このような偽装難民の在留を防止するために,2018年に就労許可を廃止し,難民認定の基準が厳格化されたのです。

また,日本の難民の定義が狭いことも,難民認定率の低さに関係しています。
日本が加入している難民条約の定義では,「人種,宗教,国籍,特定の社会的集団の構成員であること又は政治的意見を理由として迫害を受けるおそれがあるという十分に理由のある恐怖を有するために国籍国の外にいる者であって,その国籍国の保護を受けることができないか又はそれを望まない者」を難民としています。

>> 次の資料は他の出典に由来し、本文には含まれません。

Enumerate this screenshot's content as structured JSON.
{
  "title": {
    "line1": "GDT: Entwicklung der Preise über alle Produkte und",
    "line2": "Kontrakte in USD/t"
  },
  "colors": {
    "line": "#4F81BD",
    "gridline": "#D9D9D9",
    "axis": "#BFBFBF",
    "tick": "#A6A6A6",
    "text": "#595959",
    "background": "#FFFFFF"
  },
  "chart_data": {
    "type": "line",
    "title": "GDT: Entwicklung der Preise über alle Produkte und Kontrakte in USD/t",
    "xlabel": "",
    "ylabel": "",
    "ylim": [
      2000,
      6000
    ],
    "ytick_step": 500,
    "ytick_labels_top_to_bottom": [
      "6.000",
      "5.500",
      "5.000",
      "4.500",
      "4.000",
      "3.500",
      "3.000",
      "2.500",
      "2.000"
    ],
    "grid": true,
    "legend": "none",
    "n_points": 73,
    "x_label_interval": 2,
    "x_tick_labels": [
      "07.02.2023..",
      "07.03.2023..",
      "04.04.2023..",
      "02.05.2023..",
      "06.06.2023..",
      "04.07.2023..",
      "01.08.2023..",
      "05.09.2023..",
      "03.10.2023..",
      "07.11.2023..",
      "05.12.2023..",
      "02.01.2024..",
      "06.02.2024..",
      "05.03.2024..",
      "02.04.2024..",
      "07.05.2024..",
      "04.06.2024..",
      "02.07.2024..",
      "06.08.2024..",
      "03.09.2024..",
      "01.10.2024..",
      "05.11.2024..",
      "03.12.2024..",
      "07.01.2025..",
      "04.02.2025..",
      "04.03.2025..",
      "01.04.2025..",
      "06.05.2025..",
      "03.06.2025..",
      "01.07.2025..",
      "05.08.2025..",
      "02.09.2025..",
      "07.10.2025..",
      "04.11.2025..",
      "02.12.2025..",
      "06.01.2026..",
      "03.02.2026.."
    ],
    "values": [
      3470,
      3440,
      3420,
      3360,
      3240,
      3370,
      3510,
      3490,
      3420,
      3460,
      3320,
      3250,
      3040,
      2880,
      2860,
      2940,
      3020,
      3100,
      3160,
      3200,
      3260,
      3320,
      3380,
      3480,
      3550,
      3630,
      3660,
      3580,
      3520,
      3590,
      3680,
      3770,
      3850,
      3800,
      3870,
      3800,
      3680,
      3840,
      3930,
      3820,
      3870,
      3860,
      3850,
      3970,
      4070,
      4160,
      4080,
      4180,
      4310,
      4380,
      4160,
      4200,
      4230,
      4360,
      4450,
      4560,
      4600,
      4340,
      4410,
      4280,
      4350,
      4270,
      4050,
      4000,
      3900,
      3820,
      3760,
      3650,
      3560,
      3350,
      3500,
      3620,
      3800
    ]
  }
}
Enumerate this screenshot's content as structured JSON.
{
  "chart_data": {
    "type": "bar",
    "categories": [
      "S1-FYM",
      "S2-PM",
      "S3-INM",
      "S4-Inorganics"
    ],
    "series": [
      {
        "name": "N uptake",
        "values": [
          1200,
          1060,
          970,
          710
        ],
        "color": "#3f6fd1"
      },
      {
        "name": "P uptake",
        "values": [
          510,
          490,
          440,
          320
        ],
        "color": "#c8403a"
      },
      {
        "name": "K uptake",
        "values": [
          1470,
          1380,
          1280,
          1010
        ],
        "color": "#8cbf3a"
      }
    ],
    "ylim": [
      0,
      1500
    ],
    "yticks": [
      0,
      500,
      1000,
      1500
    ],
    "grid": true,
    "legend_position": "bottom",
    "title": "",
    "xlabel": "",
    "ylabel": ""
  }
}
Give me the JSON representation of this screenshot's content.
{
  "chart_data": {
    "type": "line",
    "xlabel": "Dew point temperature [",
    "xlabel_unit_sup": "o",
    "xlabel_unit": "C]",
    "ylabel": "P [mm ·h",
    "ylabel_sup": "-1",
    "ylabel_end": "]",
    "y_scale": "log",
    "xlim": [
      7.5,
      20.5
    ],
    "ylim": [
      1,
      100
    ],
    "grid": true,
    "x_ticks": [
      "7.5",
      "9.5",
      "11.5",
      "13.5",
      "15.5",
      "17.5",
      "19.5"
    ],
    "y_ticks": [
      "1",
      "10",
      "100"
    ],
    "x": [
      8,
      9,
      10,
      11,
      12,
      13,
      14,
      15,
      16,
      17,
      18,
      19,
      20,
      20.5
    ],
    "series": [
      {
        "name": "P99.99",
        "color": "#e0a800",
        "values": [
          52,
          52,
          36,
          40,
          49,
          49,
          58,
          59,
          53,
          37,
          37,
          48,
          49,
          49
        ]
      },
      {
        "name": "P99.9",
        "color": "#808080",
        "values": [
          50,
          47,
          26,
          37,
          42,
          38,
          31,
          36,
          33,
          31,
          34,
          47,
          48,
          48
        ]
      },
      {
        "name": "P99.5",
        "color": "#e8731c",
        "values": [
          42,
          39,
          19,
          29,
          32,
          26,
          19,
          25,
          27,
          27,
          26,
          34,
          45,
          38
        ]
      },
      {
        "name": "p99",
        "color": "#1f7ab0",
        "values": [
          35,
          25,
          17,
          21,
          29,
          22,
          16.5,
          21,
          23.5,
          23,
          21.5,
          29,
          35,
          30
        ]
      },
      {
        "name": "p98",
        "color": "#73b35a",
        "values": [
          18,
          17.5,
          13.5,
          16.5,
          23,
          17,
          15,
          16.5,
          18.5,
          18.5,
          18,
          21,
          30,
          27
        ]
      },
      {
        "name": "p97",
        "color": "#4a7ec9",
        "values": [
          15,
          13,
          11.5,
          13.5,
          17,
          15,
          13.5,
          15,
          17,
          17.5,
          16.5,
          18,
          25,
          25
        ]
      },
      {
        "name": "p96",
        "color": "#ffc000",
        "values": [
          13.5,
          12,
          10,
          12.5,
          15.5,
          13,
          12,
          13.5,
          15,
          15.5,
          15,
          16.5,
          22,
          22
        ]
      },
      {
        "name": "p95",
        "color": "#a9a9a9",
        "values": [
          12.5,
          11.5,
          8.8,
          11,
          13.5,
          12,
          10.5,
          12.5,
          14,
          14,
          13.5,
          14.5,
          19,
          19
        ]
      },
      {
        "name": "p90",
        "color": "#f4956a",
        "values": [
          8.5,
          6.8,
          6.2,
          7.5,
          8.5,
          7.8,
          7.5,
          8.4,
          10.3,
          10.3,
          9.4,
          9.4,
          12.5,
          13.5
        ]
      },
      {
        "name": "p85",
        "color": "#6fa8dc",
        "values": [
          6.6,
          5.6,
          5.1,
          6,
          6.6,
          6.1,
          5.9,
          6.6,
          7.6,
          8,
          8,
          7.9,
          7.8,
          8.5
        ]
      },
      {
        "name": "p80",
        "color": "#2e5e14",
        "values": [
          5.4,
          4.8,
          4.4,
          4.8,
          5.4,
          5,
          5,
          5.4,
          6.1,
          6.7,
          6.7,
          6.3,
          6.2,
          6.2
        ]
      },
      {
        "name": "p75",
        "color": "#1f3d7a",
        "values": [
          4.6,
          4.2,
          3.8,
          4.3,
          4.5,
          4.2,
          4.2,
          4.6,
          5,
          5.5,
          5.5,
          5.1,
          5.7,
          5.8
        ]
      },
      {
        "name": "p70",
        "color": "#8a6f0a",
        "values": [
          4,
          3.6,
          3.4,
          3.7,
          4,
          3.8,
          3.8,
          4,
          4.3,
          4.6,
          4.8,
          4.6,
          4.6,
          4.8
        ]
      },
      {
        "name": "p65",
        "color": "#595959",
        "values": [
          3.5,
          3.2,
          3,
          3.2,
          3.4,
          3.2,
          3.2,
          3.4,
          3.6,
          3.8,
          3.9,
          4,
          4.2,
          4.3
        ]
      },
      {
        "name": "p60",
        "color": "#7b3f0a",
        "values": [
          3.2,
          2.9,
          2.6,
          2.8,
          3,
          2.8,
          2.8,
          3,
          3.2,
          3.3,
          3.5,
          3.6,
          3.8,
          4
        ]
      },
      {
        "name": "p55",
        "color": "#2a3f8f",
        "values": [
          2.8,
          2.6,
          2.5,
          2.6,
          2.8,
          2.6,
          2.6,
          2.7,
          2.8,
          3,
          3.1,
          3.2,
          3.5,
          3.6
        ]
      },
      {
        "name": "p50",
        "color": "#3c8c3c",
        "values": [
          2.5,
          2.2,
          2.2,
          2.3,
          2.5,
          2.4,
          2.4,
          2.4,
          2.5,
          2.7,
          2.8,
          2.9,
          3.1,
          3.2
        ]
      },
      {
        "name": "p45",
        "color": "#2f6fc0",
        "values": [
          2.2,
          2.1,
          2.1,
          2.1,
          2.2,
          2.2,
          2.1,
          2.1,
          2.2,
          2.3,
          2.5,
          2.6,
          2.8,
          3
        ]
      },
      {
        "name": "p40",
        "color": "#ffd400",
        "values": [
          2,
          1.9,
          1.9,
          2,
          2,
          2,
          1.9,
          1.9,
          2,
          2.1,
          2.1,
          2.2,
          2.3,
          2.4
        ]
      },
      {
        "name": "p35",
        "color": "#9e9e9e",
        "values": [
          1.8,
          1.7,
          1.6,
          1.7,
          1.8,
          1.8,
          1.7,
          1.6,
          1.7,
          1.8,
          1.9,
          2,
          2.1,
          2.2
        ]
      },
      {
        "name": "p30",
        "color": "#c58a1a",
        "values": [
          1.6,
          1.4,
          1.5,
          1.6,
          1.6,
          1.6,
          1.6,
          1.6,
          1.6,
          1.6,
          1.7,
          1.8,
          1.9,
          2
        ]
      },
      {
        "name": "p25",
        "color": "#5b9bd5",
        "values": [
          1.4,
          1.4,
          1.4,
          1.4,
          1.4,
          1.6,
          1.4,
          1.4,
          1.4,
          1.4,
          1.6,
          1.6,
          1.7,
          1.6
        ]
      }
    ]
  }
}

この条約は政治亡命者を念頭に置かれており,現在のロシアとウクライナの戦争による難民には当てはまらない見方もあるのです。
そのため,日本では戦争から逃れてきた人たちを難民と認めないことがあるようです。

さらに,手続きの運用についても問題が指摘されています。
難民と認められなかった外国人の不服申し立て審査を担う「難民審査参与員」の選定について,ある参与員は年間1200件ほどを担当する一方で,他の参与員は年間数十件にとどまるなど,非常に偏りがあることも,日本の難民認定率の低さに関連しているのです。

今回の改正で何が変わるのか?

今回の改正では,難民認定基準が厳格化される一方で,人道上の危機にある人々を難民条約上の難民に準じて「補完的保護対象者」として受け入れる制度も含んでいます。
これまで日本は難民条約を厳格に解釈しているとして批判されてきましたが,先進国では難民条約に当てはまらない場合でも,身体的な脅威がある場合には難民条約を補うかたちで保護すべきだという「補完的保護」の考え方が浸透しています。
「補完的保護」の観点から受け入れ対象として想定されるのは,、ウクライナやアフガニスタン、シリアなどのように,戦争や内戦状態にある国から逃れた人々です。

日本政府は,戦地や紛争地から逃れただけでは直ちに難民条約上の難民に該当しないとの立場を取っていますが,今後は補完的保護の枠組みに含まれる可能性が高いと言われています。
したがって,今回の改正により日本の難民認定率は上昇する可能性もあると見られています。

難民の前に一人の「人」である

この改正の目的や意図について,疑問を持たれる方も多いかと思います。
法務省の説明を見ても,結局のところ,長期収容による弊害を解消するためという名目で,早急に送還することを主眼としていることが明白です。

たとえば,2021年に起こったスリランカ人のウィシュマさんの死亡事件を挙げると,彼女の長期収容も問題でしたが,収容中に非人道的な扱いが行われた点が大きな問題となりました。
確かに,長期収容によって病気になってしまったり,ハンガーストライキをしたりといった事例もあるかもしれません。
しかし,彼らには,人として適切な治療を受けたり,食事を摂取するという権利があるのです。
難民という立場にある前に,基本的人権を尊重されるべき一人の人間であることを,忘れてはいけません。

法務省のウェブサイトにも述べられているように,日本で犯罪を犯し有罪判決を受けた者が送還を拒否したり,飛行機内で暴れたりするケースもあるかもしれません。
このようなケースについては,個別の事情を考慮して対応すべきであり,一律に処理することは深刻な人権侵害につながる可能性があります。

札幌弁護士会としては,このような理由から,今回の入管法改正に対して反対声明を出すこととしています。
今後も難民問題に対する議論と対応が進められ,より包括的な保護策が構築されることを願っています。